The report does compare the use of Family Group Conference and other Restorative Practices and in my reading of it, favours these approaches to that of Signs of Safety. This has been said many a time to those holding the purse strings but landed on deaf ears. The lure of glitzy websites and promises of greatness was too great. Nothing like massaging the ego of a fading star to get what you want. The directors and CEOs of many Local Authorities and Health Boards in the UK and Ireland are those fading stars, they ignored previous independent research findings, listening only to what they wanted to hear. It's just a pity that it wasn't their own money they have squandered and not the publics.
I will leave you with this paragraph in the summary findings lifted from the report. You can downlown the report below.
" Signs of Safety (SofS) reduced the probability of kinship care compared with non-kinship care, contrary to the aims of the programme, and an absence of moderate or high strength evidence on the remaining outcomes. The secondary analysis suggests the limited impact of SofS is not the result of varying degrees of embeddedness or the quality of delivery but remains similar even when accounting for these factors. With LA-level data, although the number of children in need was lower in pilots than in SNNs throughout the assessed period, there was no evidence of a change over time. Pilot sites also had fewer ICPCs and CP plans than their SNNs, although this had been the case in each of the previous 5 years. The number of looked after children was significantly lower in pilots than the SNNs; however, there was no significant change over time and 6 of the 9 pilots had seen an increase in the number of looked after children over the previous 5 years. These findings suggest SofS had no impact on numbers of children in need/looked after children at the authority level. During observation of practice in the contrast study no differences were noted between SofS and non-SofS sites on any of the indicators used.
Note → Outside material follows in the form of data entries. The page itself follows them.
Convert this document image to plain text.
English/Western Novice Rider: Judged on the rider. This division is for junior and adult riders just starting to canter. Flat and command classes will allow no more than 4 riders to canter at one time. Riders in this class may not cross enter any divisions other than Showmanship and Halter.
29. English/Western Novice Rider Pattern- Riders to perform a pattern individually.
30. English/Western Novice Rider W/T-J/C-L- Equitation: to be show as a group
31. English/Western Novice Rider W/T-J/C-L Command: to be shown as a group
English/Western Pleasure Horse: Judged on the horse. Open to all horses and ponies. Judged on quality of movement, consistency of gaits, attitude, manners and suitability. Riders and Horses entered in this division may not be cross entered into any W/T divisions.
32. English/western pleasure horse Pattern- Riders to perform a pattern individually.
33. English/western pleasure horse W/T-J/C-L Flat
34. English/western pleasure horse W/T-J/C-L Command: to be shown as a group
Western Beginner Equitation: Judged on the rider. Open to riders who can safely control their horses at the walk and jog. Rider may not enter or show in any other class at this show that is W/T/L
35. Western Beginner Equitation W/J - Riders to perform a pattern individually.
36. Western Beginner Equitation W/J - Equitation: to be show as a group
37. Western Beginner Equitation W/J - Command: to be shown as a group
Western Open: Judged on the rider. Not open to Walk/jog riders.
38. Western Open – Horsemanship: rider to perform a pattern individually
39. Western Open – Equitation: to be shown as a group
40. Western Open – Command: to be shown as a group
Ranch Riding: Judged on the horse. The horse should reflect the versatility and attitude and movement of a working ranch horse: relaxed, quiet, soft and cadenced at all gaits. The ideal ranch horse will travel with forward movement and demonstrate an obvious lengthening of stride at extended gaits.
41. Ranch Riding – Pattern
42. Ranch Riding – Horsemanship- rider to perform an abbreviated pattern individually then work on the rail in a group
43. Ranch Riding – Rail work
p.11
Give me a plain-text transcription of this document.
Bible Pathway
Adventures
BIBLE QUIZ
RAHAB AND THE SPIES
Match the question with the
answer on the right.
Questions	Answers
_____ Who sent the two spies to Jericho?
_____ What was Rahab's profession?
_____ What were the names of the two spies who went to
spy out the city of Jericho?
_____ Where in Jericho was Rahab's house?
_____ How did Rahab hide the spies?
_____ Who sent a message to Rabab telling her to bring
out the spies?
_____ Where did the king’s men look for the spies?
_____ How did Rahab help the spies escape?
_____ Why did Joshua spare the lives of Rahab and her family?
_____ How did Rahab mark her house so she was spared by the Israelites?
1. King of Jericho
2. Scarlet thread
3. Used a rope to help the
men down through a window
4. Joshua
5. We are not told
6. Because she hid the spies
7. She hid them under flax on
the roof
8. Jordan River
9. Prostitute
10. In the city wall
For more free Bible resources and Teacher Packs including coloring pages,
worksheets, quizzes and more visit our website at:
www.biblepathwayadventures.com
However, there were indications that restorative practice in one of the contrast sites had more impact on social workers’ interactions with families. Evidence from both the Yatchmenoff Client Engagement Scale and the Working Alliance Inventory showed no significant differences between parental involvement in pilot and contrast sites, although overall clinical and professional competence across the 4 sites was linked to more collaborative relationships between social worker and parent. The extent to which SofS was used by social workers had no significant impact on this relationship.